Per bath??? How many holes? I just used that Milwaukee bit for 10 holes in very hard 3/8" thick floor tile installed on walls for a seat. I'm sure it's good for 90 more. You're using water, right?


----------



## srwcontracting (Dec 11, 2009)

I meant to say I used to account for that ($50-75)
Used to use Irwin or ryobi and get 3 or 4 holes if I'm lucky

Since using Milwaukee I'm on job 3 without buying another bit


----------



## srwcontracting (Dec 11, 2009)

And I'd say I drill about 10-12 1/4" holes on the average bath


----------



## Philament (Dec 9, 2014)

I'm pretty enamored with the Ruby Easy Gres Kits. 
I use this kit for larger holes:
http://www.rubi.com/products/en-UK/perforation/diamond-drill-bits--wet-cut/kit-easy-gres-plus.php

And this one for smaller holes:
http://www.rubi.com/products/en-UK/...-gres-drill-bit-sets-o-732-to-12-6--12-mm.php


----------



## TNTRenovate (Aug 19, 2010)

trussme said:


> I am so tired of spending A LOT of money on drill bits for shower heads, shower doors only to have them wear out too soon. Does anyone know of a manufacturer that makes a very good product? A first class commercial type drill bit?
> 
> 1/4" 5/16" & 1 1/4"


Are you keeping your bit cool as you drill? Heat is any bits enemy.


----------



## trussme (Jan 18, 2013)

TNTSERVICES said:


> Are you keeping your bit cool as you drill? Heat is any bits enemy.

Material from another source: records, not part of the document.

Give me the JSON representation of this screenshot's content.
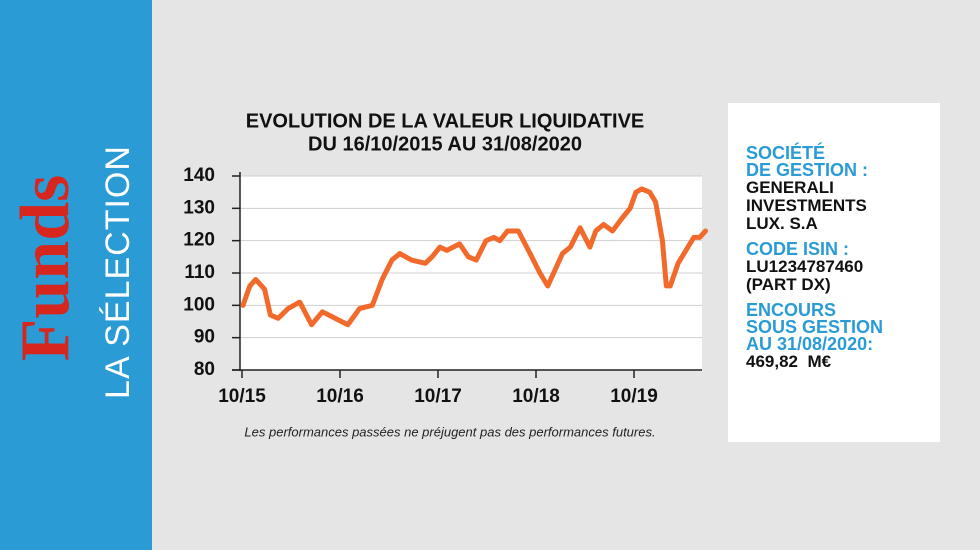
{
  "sidebar": {
    "brand": "Funds",
    "subtitle": "LA SÉLECTION"
  },
  "chart_data": {
    "type": "line",
    "title": [
      "EVOLUTION DE LA VALEUR LIQUIDATIVE",
      "DU 16/10/2015 AU 31/08/2020"
    ],
    "note": "Les performances passées ne préjugent pas des performances futures.",
    "x": [
      2015.76,
      2015.83,
      2015.89,
      2015.98,
      2016.04,
      2016.12,
      2016.22,
      2016.34,
      2016.46,
      2016.57,
      2016.7,
      2016.83,
      2016.95,
      2017.08,
      2017.18,
      2017.28,
      2017.36,
      2017.48,
      2017.62,
      2017.69,
      2017.77,
      2017.84,
      2017.97,
      2018.06,
      2018.14,
      2018.24,
      2018.32,
      2018.38,
      2018.46,
      2018.57,
      2018.69,
      2018.79,
      2018.87,
      2019.02,
      2019.1,
      2019.2,
      2019.3,
      2019.36,
      2019.44,
      2019.53,
      2019.63,
      2019.71,
      2019.77,
      2019.83,
      2019.91,
      2019.97,
      2020.04,
      2020.08,
      2020.12,
      2020.2,
      2020.3,
      2020.36,
      2020.42,
      2020.48
    ],
    "series": [
      {
        "color": "#f26a2b",
        "values": [
          100,
          106,
          108,
          105,
          97,
          96,
          99,
          101,
          94,
          98,
          96,
          94,
          99,
          100,
          108,
          114,
          116,
          114,
          113,
          115,
          118,
          117,
          119,
          115,
          114,
          120,
          121,
          120,
          123,
          123,
          116,
          110,
          106,
          116,
          118,
          124,
          118,
          123,
          125,
          123,
          127,
          130,
          135,
          136,
          135,
          132,
          120,
          106,
          106,
          113,
          118,
          121,
          121,
          123
        ]
      }
    ],
    "xlim": [
      2015.75,
      2020.5
    ],
    "xticks": [
      {
        "value": 2015.75,
        "label": "10/15"
      },
      {
        "value": 2016.75,
        "label": "10/16"
      },
      {
        "value": 2017.75,
        "label": "10/17"
      },
      {
        "value": 2018.75,
        "label": "10/18"
      },
      {
        "value": 2019.75,
        "label": "10/19"
      }
    ],
    "ylim": [
      80,
      140
    ],
    "yticks": [
      80,
      90,
      100,
      110,
      120,
      130,
      140
    ],
    "grid": true
  },
  "info": [
    {
      "label": [
        "SOCIÉTÉ",
        "DE GESTION :"
      ],
      "value": [
        "GENERALI",
        "INVESTMENTS",
        "LUX. S.A"
      ]
    },
    {
      "label": [
        "CODE ISIN :"
      ],
      "value": [
        "LU1234787460",
        "(PART DX)"
      ]
    },
    {
      "label": [
        "ENCOURS",
        "SOUS GESTION",
        "AU 31/08/2020:"
      ],
      "value": [
        "469,82  M€"
      ]
    }
  ]
}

I'm not when it's on a vertical surface.......I guess a spray bottle is something I should use more efficiently


----------



## Wain Scotting (Oct 25, 2015)

Keep a cup of water handy to dip the tip in. It'll keep it cool enough to keep going. I bought the Milwaukee a few months ago and it's still going.


----------



## TaylorMadeAB (Nov 11, 2014)

Some one here pointed me in the direction of the cheap Chinese diamond bits on eBay. I bought about 30 of them for under $40.00, and I still have them all. I didn't have high hopes at first, but now I will never buy expensive diamond bits again. 
I mist the hole with a spray bottle as I drill, and have never had a problem.


----------



## Inner10 (Mar 12, 2009)

trussme said:


> I'm not when it's on a vertical surface.......I guess a spray bottle is something I should use more efficiently


Nah, use a wash bottle from a lab.


----------



## TNTRenovate (Aug 19, 2010)

Wet sponge works for me. Plus I can keep wiping up the mess as I go.


----------



## platinumLLC (Nov 18, 2008)

I use a wet sponge or a pump up garden sprayer depending on how many holes I'm drilling. I have a pump up sprayer I put a 10' hose on.


----------



## tjbnwi (Feb 24, 2009)

Drill through an ice cube, if it is a hole saw style bit, pack it with ice. I do remodels, can always find ice on the job.

Tom


----------



## Golden view (Feb 16, 2012)

Re-purposed beer helmet.


----------



## charimon (Nov 24, 2008)

These are the best I have ever used of course they are priced in the stratosphere 
http://www.rodiatools.com/tiledrills/premium.html


----------